Fuzzy Broad Learning System Combined with Feature-Engineering-Based Fault Diagnosis for Bearings

Abstract

Bearings are essential components of rotating machinery used in mechanical systems, and fault diagnosis of bearings is of great significance to the operation and maintenance of mechanical equipment. Deep learning is a popular method for bearing fault diagnosis, which can effectively extract the in-depth information of fault signals, thus achieving high fault diagnosis accuracy. However, due to the complex deep structure of deep learning, most deep learning methods require more time and resources for bearing fault diagnosis.
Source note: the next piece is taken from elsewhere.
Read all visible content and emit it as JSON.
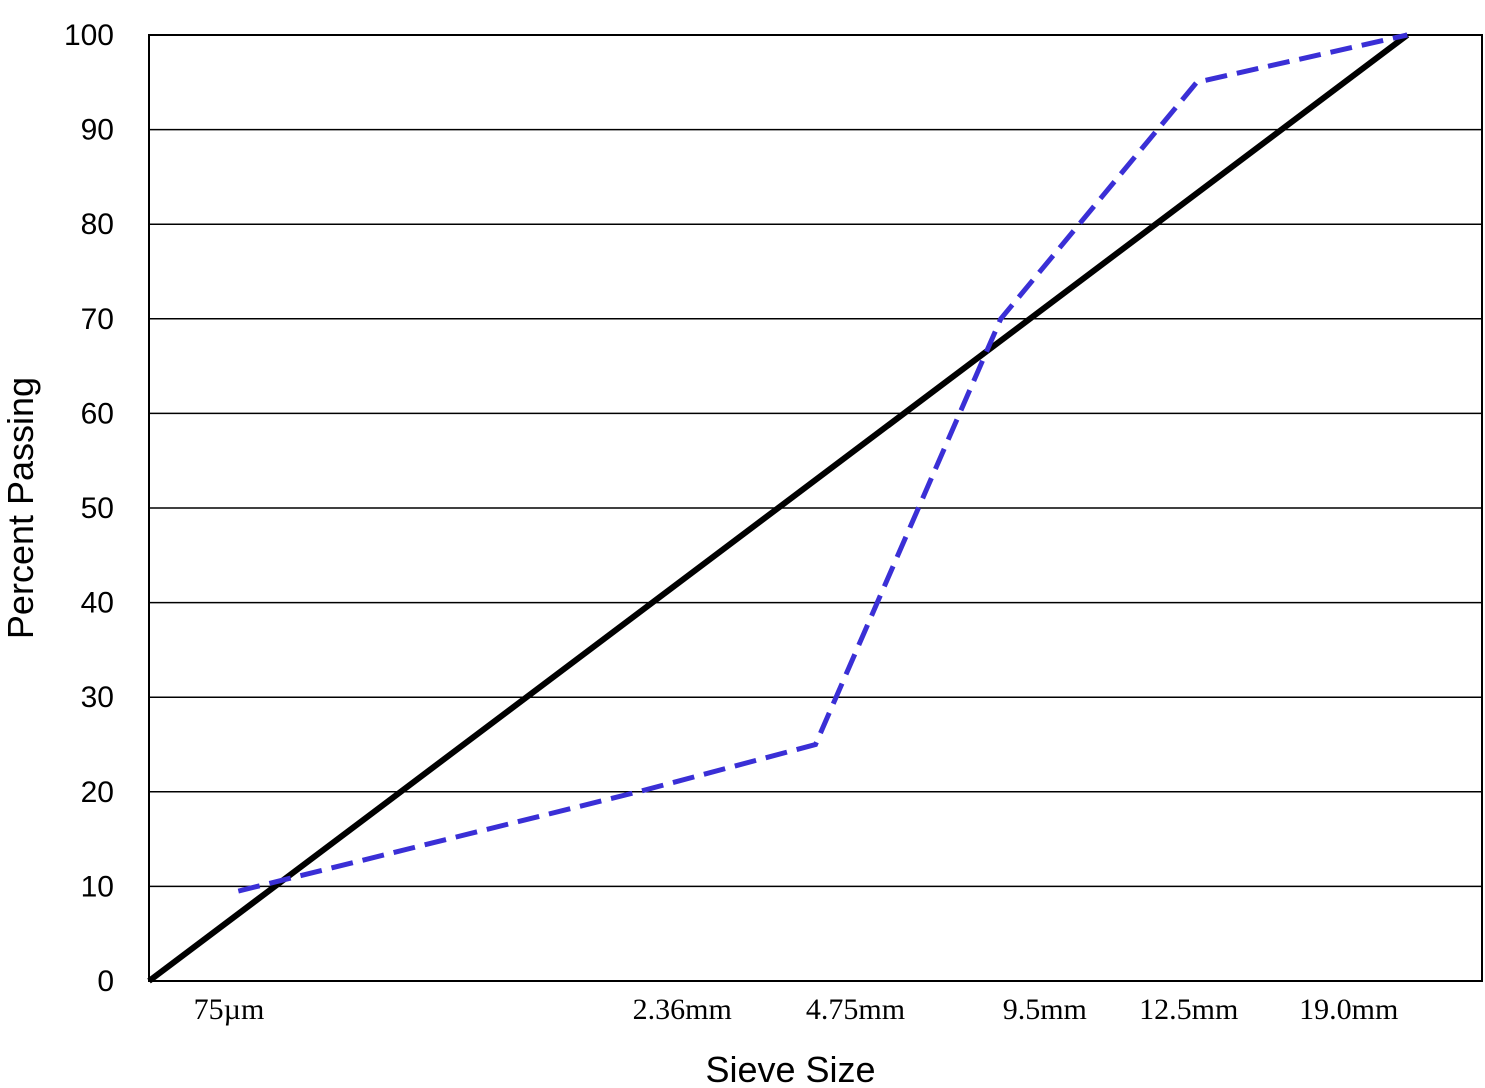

This paper proposes a bearing fault diagnosis method combining feature engineering and fuzzy broad learning. First, time domain, frequency domain, and time-frequency domain features are extracted from the bearing signals. Then the stability and robustness indexes of these features are evaluated to complete the feature engineering. The features obtained by feature engineering are used as the input of the fault diagnosis model, and three sets of experimental data validate the model. The experimental results show that the proposed method can achieve the bearing fault diagnosis accuracy of 96.43% on the experimental bench data, 100% on the Case Western Reserve University dataset, and 100% on the centrifugal pump bearing fault dataset, with a time of approximately 0.28 s. The results show that this method has the advantages of accuracy, rapidity, and stability of bearing fault diagnosis.